Drake’s Hollywood is open for dinner only. The food leans heavily on approachable Italian American dishes such as pastas, white fish piccata, veal meatballs, snow-crab scampi and four varieties of pizza. There are a few chilled noshes too, such as hamachi crudo and pressed toro roll, as well as a nod to Asian-inspired king crab Rangoon and truffle-scented fried rice.

Vandelay Hospitality restaurants are not chef-driven by design (James Douglas is the group’s culinary officer).
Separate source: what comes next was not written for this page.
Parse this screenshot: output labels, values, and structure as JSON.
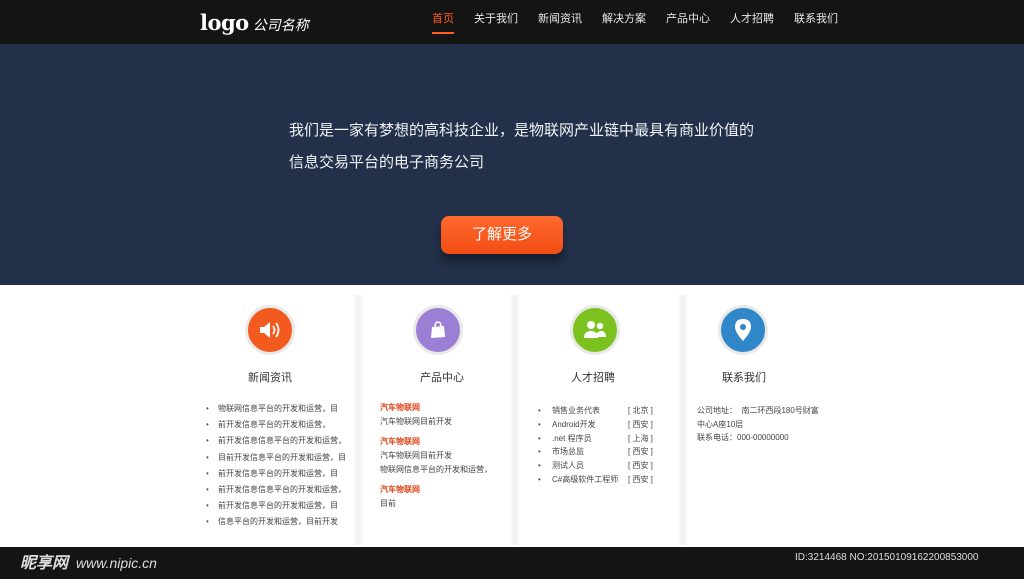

“We will never try to be something we are not,” Pond says. “Even though the moniker of ‘chain’ might be negative in nature, I take pride in the fact that we’ve built something that is cool and calculable.” What sets the Vandelay restaurants apart, in Pond’s estimation, is service.

“In the Dallas market, we’re pretty well known for our service,” he says. “It’s a very custom situation. A lot of our senior leaders come from Hillstone, but we are a very different organization from Hillstone, although a lot of their training ethos has been carried forward into what we do.

“It’s methodical and unique. It sounds contrived, but that’s how I would describe it.”